In sum, because the plaintiffs' alternative forms of relief either are beyond the Court's power to grant, would not redress the plaintiffs' injuries, or rest on an alleged violation of a “right” that does not exist, they lack standing to pursue any of them. With no form of relief available to the plaintiffs, the case must be dismissed.
C. The Motion for Leave to File Supplemental Briefing Is Denied
Only the plaintiffs' motion for leave to file supplemental briefing remains.
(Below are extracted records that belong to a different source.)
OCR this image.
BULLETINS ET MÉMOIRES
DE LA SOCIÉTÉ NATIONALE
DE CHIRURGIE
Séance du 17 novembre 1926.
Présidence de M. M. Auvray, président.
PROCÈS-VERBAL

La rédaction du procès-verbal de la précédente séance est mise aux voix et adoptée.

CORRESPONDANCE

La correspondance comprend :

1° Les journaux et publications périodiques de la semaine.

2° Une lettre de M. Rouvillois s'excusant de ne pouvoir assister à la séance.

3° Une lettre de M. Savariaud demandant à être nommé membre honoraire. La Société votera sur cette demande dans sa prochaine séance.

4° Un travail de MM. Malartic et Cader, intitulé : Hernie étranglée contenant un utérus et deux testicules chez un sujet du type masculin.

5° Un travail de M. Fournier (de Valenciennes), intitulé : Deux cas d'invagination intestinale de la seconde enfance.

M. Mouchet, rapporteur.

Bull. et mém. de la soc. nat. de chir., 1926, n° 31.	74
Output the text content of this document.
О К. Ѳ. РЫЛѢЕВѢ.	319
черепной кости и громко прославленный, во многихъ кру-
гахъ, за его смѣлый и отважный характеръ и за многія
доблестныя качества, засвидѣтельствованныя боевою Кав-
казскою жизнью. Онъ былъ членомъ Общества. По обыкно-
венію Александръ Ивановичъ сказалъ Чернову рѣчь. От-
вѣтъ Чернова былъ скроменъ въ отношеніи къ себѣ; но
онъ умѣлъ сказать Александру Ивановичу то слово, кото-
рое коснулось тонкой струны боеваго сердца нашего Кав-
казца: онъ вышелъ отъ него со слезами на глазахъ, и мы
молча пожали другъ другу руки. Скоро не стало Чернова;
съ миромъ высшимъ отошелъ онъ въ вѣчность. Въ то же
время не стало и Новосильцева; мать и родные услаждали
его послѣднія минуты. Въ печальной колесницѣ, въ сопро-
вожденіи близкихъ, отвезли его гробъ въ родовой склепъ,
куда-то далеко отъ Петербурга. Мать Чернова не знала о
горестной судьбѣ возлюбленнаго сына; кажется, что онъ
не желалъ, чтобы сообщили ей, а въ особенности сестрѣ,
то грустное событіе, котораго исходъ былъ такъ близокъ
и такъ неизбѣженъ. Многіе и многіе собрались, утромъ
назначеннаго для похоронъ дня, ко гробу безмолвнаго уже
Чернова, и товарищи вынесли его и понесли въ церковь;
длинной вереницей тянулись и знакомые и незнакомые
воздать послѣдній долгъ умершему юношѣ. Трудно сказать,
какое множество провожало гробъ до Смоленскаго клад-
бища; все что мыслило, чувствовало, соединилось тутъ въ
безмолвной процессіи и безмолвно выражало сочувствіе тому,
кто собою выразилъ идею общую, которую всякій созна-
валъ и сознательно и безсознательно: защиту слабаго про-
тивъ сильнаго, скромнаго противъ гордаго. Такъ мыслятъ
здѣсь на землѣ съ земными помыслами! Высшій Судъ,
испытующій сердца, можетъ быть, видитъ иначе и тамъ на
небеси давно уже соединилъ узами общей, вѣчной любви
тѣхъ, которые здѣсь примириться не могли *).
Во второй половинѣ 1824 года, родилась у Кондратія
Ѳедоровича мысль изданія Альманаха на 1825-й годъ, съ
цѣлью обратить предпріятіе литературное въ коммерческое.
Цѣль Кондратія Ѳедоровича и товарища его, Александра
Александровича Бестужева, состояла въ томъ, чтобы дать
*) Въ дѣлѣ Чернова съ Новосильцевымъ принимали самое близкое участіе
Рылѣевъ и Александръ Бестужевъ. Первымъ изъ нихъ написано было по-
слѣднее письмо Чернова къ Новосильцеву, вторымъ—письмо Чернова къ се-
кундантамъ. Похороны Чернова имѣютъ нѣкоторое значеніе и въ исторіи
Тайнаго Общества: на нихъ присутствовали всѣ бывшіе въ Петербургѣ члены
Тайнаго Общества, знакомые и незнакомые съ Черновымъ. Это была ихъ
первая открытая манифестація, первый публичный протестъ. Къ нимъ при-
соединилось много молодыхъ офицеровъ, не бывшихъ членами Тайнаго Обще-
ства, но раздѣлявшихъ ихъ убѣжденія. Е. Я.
In that motion, filed on October 3, 2021, the plaintiffs seek to update the Court on “intervening factual and legal developments that bear directly on some of the issues underlying” the defendants' motion to dismiss. Mot. for Suppl. Briefing 1. Specifically, the defendants wish to update the Court on the end of the 2021 fiscal year, and to apprise the Court of certain decisions in this District declaring various facets of the State Department's visa processing policies unlawful. By now, the Court is of course aware of the passage of the 2021 fiscal year and its implications for the plaintiffs' visa eligibility. And in light of Goodluck, the cases cited by the defendants in this motion no longer have any bearing on this now-moot dispute. Because this motion only evinces an intent to brief factual and legal developments the relevance of which have long since passed, and in light of the fact that the case will now be terminated, it is denied.
IV. CONCLUSION
For the foregoing reasons, and upon consideration of the parties' motions and entire record herein, it is hereby
ORDERED that the defendants' Motion to Dismiss is GRANTED; and it is further
ORDERED that the plaintiffs' Motion for Leave to File Supplemental Briefing is DENIED; and it is further
ORDERED that, in light of dismissal having been granted, this dispute is hereby DISMISSED and TERMINATED on the dockets of this Court.